Data from 928 patients included in the COVID-19 and Cancer Consortium (CCC19), presented at the 2020 American Society of Clinical Oncology (ASC) Virtual Scientific Program, suggested that in patients with cancer and coronavirus disease 2019 (COVID-19), cancer that is progressing was independently associated with an increased risk of death.
Additionally, treatment of COVID-19 with both hydroxychloroquine and azithromycin was also strongly associated with an increased risk of death.
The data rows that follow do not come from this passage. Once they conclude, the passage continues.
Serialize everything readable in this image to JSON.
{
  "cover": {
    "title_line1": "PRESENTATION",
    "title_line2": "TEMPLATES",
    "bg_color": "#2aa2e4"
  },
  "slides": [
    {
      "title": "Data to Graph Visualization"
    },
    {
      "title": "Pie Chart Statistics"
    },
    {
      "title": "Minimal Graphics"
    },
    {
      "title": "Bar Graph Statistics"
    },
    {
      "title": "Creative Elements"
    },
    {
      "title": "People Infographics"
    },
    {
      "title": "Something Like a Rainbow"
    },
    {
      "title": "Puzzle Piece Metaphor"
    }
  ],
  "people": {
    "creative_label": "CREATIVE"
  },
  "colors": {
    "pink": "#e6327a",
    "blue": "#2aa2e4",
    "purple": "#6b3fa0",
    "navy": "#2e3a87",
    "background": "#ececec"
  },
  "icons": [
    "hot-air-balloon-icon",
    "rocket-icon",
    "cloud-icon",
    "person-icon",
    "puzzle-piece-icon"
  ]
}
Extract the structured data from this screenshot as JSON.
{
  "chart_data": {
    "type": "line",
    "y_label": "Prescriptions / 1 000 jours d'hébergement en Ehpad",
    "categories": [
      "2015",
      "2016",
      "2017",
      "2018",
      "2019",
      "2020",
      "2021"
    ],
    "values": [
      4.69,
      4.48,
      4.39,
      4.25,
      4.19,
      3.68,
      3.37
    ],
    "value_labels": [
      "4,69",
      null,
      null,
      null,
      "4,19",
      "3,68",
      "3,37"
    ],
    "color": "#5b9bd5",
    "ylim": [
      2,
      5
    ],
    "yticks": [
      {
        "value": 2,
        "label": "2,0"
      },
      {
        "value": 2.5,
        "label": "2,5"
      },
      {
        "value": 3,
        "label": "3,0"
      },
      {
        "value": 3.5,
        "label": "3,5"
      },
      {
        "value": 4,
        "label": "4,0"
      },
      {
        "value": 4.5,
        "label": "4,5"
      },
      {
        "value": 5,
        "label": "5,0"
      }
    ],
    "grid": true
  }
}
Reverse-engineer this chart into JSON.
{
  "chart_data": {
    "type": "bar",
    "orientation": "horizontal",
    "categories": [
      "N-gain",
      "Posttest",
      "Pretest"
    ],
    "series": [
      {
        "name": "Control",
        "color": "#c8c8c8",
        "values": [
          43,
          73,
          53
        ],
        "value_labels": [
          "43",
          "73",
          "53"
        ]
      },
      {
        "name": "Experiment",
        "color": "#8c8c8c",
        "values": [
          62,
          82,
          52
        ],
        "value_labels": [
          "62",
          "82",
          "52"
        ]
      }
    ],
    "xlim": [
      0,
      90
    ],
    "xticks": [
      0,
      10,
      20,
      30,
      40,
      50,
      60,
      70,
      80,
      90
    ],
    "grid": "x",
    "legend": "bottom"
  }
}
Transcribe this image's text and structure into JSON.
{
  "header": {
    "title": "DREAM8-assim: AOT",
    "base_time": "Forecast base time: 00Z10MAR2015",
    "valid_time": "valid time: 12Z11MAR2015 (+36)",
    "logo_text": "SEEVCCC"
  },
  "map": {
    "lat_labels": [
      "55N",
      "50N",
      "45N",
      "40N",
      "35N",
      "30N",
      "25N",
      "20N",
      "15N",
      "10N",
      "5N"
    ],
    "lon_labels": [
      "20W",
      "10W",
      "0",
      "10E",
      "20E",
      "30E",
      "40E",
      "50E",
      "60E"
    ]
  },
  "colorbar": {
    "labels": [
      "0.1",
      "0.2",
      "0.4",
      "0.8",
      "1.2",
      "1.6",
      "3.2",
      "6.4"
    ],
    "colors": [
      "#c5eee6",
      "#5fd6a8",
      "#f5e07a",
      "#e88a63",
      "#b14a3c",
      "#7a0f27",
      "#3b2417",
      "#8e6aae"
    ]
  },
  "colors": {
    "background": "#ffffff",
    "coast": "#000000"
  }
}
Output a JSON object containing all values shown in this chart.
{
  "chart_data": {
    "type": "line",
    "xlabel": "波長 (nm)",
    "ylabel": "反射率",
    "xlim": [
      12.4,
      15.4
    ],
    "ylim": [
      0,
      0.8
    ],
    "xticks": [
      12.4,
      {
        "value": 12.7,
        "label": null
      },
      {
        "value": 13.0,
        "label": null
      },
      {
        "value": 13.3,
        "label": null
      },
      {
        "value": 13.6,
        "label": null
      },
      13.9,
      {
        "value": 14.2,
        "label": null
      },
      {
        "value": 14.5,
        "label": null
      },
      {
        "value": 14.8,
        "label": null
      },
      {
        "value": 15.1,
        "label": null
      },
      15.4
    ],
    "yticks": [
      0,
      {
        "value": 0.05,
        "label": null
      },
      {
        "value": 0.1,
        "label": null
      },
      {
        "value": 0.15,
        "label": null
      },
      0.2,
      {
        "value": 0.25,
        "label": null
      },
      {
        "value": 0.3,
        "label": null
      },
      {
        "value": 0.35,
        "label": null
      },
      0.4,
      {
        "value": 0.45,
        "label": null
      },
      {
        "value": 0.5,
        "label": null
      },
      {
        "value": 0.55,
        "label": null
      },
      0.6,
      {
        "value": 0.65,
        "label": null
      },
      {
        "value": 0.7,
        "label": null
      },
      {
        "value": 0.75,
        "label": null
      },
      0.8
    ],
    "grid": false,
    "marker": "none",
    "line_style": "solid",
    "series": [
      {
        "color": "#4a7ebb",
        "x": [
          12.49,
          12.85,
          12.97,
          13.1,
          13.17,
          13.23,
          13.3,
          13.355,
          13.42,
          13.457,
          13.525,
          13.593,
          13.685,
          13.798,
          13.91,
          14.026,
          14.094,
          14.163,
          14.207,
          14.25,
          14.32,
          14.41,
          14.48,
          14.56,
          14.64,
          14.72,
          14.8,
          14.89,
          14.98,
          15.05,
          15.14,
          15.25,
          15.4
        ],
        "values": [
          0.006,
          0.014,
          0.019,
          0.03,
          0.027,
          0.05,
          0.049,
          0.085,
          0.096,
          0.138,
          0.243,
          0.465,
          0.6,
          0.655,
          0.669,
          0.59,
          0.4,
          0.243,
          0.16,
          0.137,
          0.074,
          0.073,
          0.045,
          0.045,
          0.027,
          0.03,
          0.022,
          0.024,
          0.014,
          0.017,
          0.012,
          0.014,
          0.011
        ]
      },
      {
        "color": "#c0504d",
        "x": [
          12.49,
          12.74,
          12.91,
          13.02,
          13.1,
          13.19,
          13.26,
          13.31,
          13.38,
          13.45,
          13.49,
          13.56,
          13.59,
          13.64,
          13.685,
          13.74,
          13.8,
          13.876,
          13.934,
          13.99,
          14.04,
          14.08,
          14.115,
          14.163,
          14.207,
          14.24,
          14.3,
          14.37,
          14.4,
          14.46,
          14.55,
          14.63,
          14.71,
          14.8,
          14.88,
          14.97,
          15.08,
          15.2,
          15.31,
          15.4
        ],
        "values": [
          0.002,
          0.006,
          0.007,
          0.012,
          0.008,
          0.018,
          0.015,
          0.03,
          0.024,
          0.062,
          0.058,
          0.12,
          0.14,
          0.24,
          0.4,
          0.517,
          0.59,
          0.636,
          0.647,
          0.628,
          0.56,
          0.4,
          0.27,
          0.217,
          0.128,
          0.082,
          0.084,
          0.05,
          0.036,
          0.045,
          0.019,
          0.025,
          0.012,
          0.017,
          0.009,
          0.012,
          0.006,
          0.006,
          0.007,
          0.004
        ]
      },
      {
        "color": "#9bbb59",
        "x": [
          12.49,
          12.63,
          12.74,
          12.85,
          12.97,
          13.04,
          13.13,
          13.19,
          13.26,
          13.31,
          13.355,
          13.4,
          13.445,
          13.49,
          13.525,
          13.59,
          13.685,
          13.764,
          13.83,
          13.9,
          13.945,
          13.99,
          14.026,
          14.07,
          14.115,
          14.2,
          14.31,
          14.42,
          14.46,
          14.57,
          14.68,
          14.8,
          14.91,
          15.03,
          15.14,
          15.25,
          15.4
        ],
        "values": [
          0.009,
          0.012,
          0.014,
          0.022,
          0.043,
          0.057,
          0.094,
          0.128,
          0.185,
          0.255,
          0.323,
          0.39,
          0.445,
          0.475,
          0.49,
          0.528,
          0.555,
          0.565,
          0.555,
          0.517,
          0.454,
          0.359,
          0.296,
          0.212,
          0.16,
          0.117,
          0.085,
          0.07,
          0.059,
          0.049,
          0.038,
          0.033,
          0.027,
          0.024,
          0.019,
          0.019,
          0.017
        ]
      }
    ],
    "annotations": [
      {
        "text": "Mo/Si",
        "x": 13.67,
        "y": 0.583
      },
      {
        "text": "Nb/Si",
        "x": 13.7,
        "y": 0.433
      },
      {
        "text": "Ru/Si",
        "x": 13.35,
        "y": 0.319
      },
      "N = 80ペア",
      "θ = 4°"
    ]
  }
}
Overall, 1018 cases were accrued from March to April 2020. Breast (20%) and prostate (16%) cancers were most common, and 43% of patients were on active anti-cancer treatment. At the time of data analysis, 106 patients (10.4%) had died and 26% met the composite outcome of death, severe illness requiring hospitalization, and/or mechanical ventilation.
In multivariable logistic regression analysis, independent factors associated with increased 30-day mortality were age, male sex, former smoking, ECOG performance status (2 versus 0/1: partially adjusted odds ratio [pAOR] 2.74, 95% CI 1.31-5.7; 3/4 versus 0/1: pAOR 5.34, 95% CI 2.44-11.69), active malignancy (stable/responding, pAOR 1.93, 95% CI 1.06-3.5; progressing, pAOR 3.79, 95% CI 1.78-8.08), and receipt of azithromycin and hydroxychloroquine. However, tumor type, race/ethnicity, obesity, number of comorbidities, recent surgery, and type of active cancer therapy were not found to be significant factors for mortality.
In an interview with CancerNetwork®, Petros Grivas, MD, PhD, board-certified oncologist at the Seattle Cancer Care Alliance (SCCA), director of the University of Washington (UW) School of Medicine’s Genitourinary Cancers Program, and a UW professor of Oncology, discussed future updates to the registry and what he and his colleagues hope to include moving forward.
We tried very hard to update the survey, especially in the first few weeks based on the literature that was emerging at the time to have a more relevant and, you know, acute questions. And going forward, we can always update the data with longer follow-up and also try to capture, you know, any other information. As you know, there was a publication, the… with a clinical trial with remdesivir (GS-5734). And then other clinical trials with other medications as well. So, our intent is to capture as much data as possible, and as I mentioned before, update the report in the near future.
We’ll also look at other variables. For example, location. As you know, some areas were affected more than others and some health systems were overwhelmed, as also there are other differences in terms of the availability of resources, availability of palliative care, that can confound the results. So, we’ll also look at geographical differences in our data as well as, you know, a readiness of the resources, availability, which is very hard to capture as you can imagine in a survey like that. So, it’s not possible to capture every possible answer, but definitely we’re looking forward to informing more of the literature.
Interestingly, and I think this is an important point, based on the current data…, there was no significant association between the 30-day mortality and cancer treatment, suggesting that patients who need treatment for their cancer, they should get treatment for their cancer. That’s an important take home point, of course we have to use extreme caution for those patients and we have to be careful how to help them prevent infections, but I think it’s important to understand you have a balance individualized discussion with a patient, one by one, balance the benefits and risks for each situation based on risk factors, and of course use extreme precautions, but cancer itself can be a risk for those patients and we have to think about how we can optimally continue or start their treatments for that as well.